Normative Retardation Data Corrected For the Corneal Polarization Axis With Scanning Laser Polarimetry

Abstract

To evaluate the distribution of retinal nerve fiber layer thickness measurements in normal eyes corrected for corneal polarization axis (CPA). Complete ocular examination, standard automated perimetry, peripapillary and macular scanning laser polarimetry imaging, and CPA measurements were performed in normal eyes. A noninvasive device mounted on a slit lamp that incorporated two crossed linear polarizers and an optical retarder to measure the slow axis of corneal birefringence was constructed. One eye per patient was enrolled. Exclusion criteria consisted of visual acuity of less than 20/40, a refractive error exceeding +/- 5.0 diopter sphere, 2.0 diopter cylinder, or both, previous intraocular surgery, or ocular disease except cataract. According to scanning laser polarimetry, peripapillary retardation parameters within 90% normal limits were recorded as "normal," parameters outside 95% normal limits were recorded as "abnormal," and parameters between 90% and 95% limits were recorded as "borderline." Fifty-one eyes of 51 subjects (14 men, 37 women) were enrolled (mean age, 51 +/- 17 years).
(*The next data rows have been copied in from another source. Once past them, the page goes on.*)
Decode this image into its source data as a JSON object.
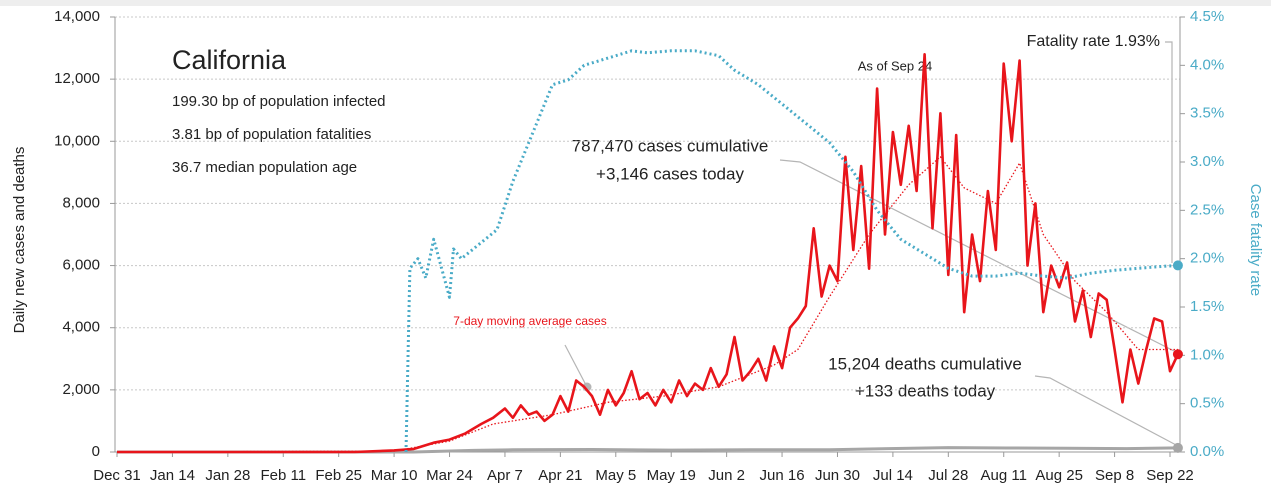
{
  "chart_data": {
    "type": "line",
    "title": "California",
    "stats": [
      "199.30 bp of population infected",
      "3.81 bp of population fatalities",
      "36.7 median population age"
    ],
    "as_of": "As of Sep 24",
    "fatality_label": "Fatality rate 1.93%",
    "cases_note": [
      "787,470 cases cumulative",
      "+3,146 cases today"
    ],
    "deaths_note": [
      "15,204 deaths cumulative",
      "+133 deaths today"
    ],
    "ylabel": "Daily new cases and deaths",
    "y2label": "Case fatality rate",
    "xlim": [
      0,
      268
    ],
    "xticks": [
      {
        "value": 0,
        "label": "Dec 31"
      },
      {
        "value": 14,
        "label": "Jan 14"
      },
      {
        "value": 28,
        "label": "Jan 28"
      },
      {
        "value": 42,
        "label": "Feb 11"
      },
      {
        "value": 56,
        "label": "Feb 25"
      },
      {
        "value": 70,
        "label": "Mar 10"
      },
      {
        "value": 84,
        "label": "Mar 24"
      },
      {
        "value": 98,
        "label": "Apr 7"
      },
      {
        "value": 112,
        "label": "Apr 21"
      },
      {
        "value": 126,
        "label": "May 5"
      },
      {
        "value": 140,
        "label": "May 19"
      },
      {
        "value": 154,
        "label": "Jun 2"
      },
      {
        "value": 168,
        "label": "Jun 16"
      },
      {
        "value": 182,
        "label": "Jun 30"
      },
      {
        "value": 196,
        "label": "Jul 14"
      },
      {
        "value": 210,
        "label": "Jul 28"
      },
      {
        "value": 224,
        "label": "Aug 11"
      },
      {
        "value": 238,
        "label": "Aug 25"
      },
      {
        "value": 252,
        "label": "Sep 8"
      },
      {
        "value": 266,
        "label": "Sep 22"
      }
    ],
    "ylim": [
      0,
      14000
    ],
    "yticks": [
      0,
      {
        "value": 2000,
        "label": "2,000"
      },
      {
        "value": 4000,
        "label": "4,000"
      },
      {
        "value": 6000,
        "label": "6,000"
      },
      {
        "value": 8000,
        "label": "8,000"
      },
      {
        "value": 10000,
        "label": "10,000"
      },
      {
        "value": 12000,
        "label": "12,000"
      },
      {
        "value": 14000,
        "label": "14,000"
      }
    ],
    "y2lim": [
      0,
      4.5
    ],
    "y2ticks": [
      {
        "value": 0,
        "label": "0.0%"
      },
      {
        "value": 0.5,
        "label": "0.5%"
      },
      {
        "value": 1,
        "label": "1.0%"
      },
      {
        "value": 1.5,
        "label": "1.5%"
      },
      {
        "value": 2,
        "label": "2.0%"
      },
      {
        "value": 2.5,
        "label": "2.5%"
      },
      {
        "value": 3,
        "label": "3.0%"
      },
      {
        "value": 3.5,
        "label": "3.5%"
      },
      {
        "value": 4,
        "label": "4.0%"
      },
      {
        "value": 4.5,
        "label": "4.5%"
      }
    ],
    "grid": true,
    "series": [
      {
        "color": "#a6a6a6",
        "style": "solid",
        "x": [
          0,
          75,
          90,
          100,
          120,
          140,
          160,
          180,
          195,
          210,
          225,
          240,
          255,
          268
        ],
        "values": [
          0,
          0,
          50,
          70,
          80,
          60,
          70,
          70,
          110,
          140,
          130,
          120,
          110,
          133
        ]
      },
      {
        "name": "7-day moving average cases",
        "color": "#e8151b",
        "style": "dotted",
        "x": [
          0,
          70,
          84,
          95,
          110,
          124,
          138,
          152,
          166,
          172,
          180,
          190,
          200,
          208,
          214,
          222,
          228,
          234,
          242,
          250,
          258,
          268
        ],
        "values": [
          0,
          30,
          350,
          900,
          1200,
          1600,
          1800,
          2100,
          2800,
          3300,
          5000,
          7000,
          8600,
          9500,
          8500,
          8000,
          9300,
          7000,
          5500,
          4500,
          3300,
          3300
        ]
      },
      {
        "color": "#e8151b",
        "style": "solid",
        "x": [
          0,
          60,
          70,
          75,
          80,
          84,
          88,
          92,
          95,
          98,
          100,
          102,
          104,
          106,
          108,
          110,
          112,
          114,
          116,
          118,
          120,
          122,
          124,
          126,
          128,
          130,
          132,
          134,
          136,
          138,
          140,
          142,
          144,
          146,
          148,
          150,
          152,
          154,
          156,
          158,
          160,
          162,
          164,
          166,
          168,
          170,
          172,
          174,
          176,
          178,
          180,
          182,
          184,
          186,
          188,
          190,
          192,
          194,
          196,
          198,
          200,
          202,
          204,
          206,
          208,
          210,
          212,
          214,
          216,
          218,
          220,
          222,
          224,
          226,
          228,
          230,
          232,
          234,
          236,
          238,
          240,
          242,
          244,
          246,
          248,
          250,
          252,
          254,
          256,
          258,
          260,
          262,
          264,
          266,
          268
        ],
        "values": [
          0,
          0,
          50,
          100,
          300,
          400,
          600,
          900,
          1100,
          1400,
          1100,
          1500,
          1200,
          1300,
          1000,
          1200,
          1800,
          1300,
          2300,
          2100,
          1800,
          1200,
          2000,
          1500,
          1900,
          2600,
          1700,
          1900,
          1500,
          2000,
          1600,
          2300,
          1800,
          2200,
          2000,
          2700,
          2100,
          2500,
          3700,
          2300,
          2600,
          3000,
          2300,
          3400,
          2700,
          4000,
          4300,
          4700,
          7200,
          5000,
          6000,
          5500,
          9500,
          6500,
          9200,
          5900,
          11700,
          7000,
          10300,
          8600,
          10500,
          8400,
          12800,
          7200,
          10900,
          5700,
          10200,
          4500,
          7000,
          5500,
          8400,
          6500,
          12500,
          10000,
          12600,
          6000,
          8000,
          4500,
          6000,
          5300,
          6100,
          4200,
          5200,
          3700,
          5100,
          4900,
          3300,
          1600,
          3300,
          2200,
          3300,
          4300,
          4200,
          2600,
          3146
        ]
      },
      {
        "color": "#4aabc7",
        "style": "dotted",
        "axis": "y2",
        "x": [
          73,
          74,
          76,
          78,
          80,
          82,
          84,
          85,
          87,
          90,
          93,
          96,
          100,
          105,
          110,
          114,
          118,
          122,
          126,
          130,
          134,
          140,
          146,
          152,
          156,
          162,
          168,
          174,
          180,
          186,
          192,
          198,
          204,
          210,
          216,
          222,
          228,
          234,
          240,
          246,
          252,
          258,
          264,
          268
        ],
        "values": [
          0,
          1.9,
          2.0,
          1.8,
          2.2,
          1.9,
          1.6,
          2.1,
          2.0,
          2.1,
          2.2,
          2.3,
          2.8,
          3.3,
          3.8,
          3.85,
          4.0,
          4.05,
          4.1,
          4.15,
          4.13,
          4.15,
          4.15,
          4.1,
          3.95,
          3.8,
          3.6,
          3.4,
          3.2,
          2.9,
          2.5,
          2.2,
          2.05,
          1.9,
          1.82,
          1.82,
          1.85,
          1.82,
          1.8,
          1.85,
          1.88,
          1.9,
          1.92,
          1.93
        ]
      }
    ]
  }
}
Prediction limits (+/- 2 standard deviation outside of regression line) were calculated for 14 peripapillary retardation parameters. The prediction limits of the average thickness of the retinal nerve fiber layer (microm) were reduced 35% by correction of the CPA; for ellipse average (microm), the limits were reduced 33%. Sixteen of 51 normal eyes (31%) had at least one abnormal retardation parameter, and among these 16 eyes there was a bimodal distribution of CPA values (0 degrees to 20 degrees nasally downward, 60 degrees to 80 degrees nasally downward). Correction for CPA reduces the variance of normal retardation measurements. Normal eyes with a CPA of 0 degrees to 20 degrees nasally downward and 60 degrees to 80 degrees nasally downward were characterized by "abnormal" summary retardation parameters as interby scanning laser polarimetry.